Others are scrambling. Richard Branson is seeking help from the UK Government, and selling shares in his space company to prop up troubled Virgin Atlantic and other travel holdings. Analysts have been watching some discount airlines including Norwegian Air.

Latam's bankruptcy filing includes parent company Latam Airlines Group SA and its affiliated airlines in Colombia, Peru, and Ecuador, as well as its businesses in the US.

The company is not including its affiliates in Argentina, Brazil, and Paraguay in the turnaround effort. It says it is talking with the Brazilian Government about how to proceed with its operations there.

Latam is South America's largest carrier by passenger traffic. It operated more than 1,300 flights a day and transported 74 million passengers last year.

The airline had more than 340 planes in its fleet and nearly 42,000 employees, according to its more recent annual report. It reported a profit of US$190 million in 2019.

It said the reorganisation effort has the support of two prominent shareholders — the Cueto family in Chile and Brazil's Amaro family — as well as Qatar Airways, which owns 10 per cent of the company.

Those three shareholders have agreed to provide up to US$900 million in financing as Latam makes its way through the bankruptcy process. It currently has US$1.3 billion on hand, it said.

Latam reached a deal to sell a 20 per cent stake to Delta Air Lines for US$1.9 billion last year. Its announcement yesterday made no mention of the Atlanta-based airline.
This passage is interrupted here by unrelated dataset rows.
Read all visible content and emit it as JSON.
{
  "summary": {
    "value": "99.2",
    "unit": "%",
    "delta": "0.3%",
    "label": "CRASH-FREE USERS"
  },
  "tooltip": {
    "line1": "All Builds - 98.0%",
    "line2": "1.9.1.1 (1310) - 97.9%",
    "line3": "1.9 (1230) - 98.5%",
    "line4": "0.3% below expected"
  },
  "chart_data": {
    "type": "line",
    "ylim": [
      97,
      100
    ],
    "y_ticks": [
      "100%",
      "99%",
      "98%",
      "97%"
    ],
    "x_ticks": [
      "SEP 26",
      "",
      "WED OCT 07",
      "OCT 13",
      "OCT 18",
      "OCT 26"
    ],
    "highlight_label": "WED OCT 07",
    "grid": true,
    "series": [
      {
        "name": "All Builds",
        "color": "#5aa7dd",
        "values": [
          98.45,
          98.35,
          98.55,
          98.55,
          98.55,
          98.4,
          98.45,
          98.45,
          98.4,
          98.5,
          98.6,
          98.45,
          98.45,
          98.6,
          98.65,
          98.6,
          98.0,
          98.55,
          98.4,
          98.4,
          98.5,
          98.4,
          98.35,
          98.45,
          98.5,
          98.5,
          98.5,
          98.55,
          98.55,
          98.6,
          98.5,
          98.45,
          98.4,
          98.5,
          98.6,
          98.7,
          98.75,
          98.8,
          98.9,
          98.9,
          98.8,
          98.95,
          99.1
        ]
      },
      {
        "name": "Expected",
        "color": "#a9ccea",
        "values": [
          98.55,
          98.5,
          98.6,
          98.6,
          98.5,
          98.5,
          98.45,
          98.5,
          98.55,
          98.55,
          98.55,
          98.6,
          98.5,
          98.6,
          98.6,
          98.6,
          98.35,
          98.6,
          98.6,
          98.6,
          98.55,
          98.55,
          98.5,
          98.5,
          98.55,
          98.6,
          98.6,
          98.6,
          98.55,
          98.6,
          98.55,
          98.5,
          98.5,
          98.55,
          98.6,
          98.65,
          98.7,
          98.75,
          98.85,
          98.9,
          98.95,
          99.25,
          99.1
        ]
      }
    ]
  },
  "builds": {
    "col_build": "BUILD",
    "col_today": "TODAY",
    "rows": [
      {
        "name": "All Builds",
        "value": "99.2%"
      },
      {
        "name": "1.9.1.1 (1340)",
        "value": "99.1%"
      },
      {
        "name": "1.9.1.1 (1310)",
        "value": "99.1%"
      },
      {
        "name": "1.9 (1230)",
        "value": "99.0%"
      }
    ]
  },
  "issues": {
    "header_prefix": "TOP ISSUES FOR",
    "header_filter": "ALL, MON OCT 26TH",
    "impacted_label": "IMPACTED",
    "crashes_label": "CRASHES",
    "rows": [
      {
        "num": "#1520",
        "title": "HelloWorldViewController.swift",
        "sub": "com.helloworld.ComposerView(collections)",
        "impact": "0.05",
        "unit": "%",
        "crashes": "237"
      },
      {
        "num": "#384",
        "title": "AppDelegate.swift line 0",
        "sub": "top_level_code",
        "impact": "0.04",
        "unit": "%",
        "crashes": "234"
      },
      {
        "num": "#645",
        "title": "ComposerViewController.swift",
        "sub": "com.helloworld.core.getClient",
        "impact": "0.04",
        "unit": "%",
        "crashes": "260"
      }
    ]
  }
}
Delta CEO Ed Bastian expressed confidence in Latam's management in an e-mailed statement responding to questions.

“Airlines globally have been devastated by the COVID-19 pandemic, for which no business plan could have adequately prepared. We remain firmly committed to our partnership with Latam, and believe that it will successfully emerge a stronger airline and Delta partner for the long term,” Bastian said.

He did not say whether Delta might provide more financial support, and the company declined to comment further.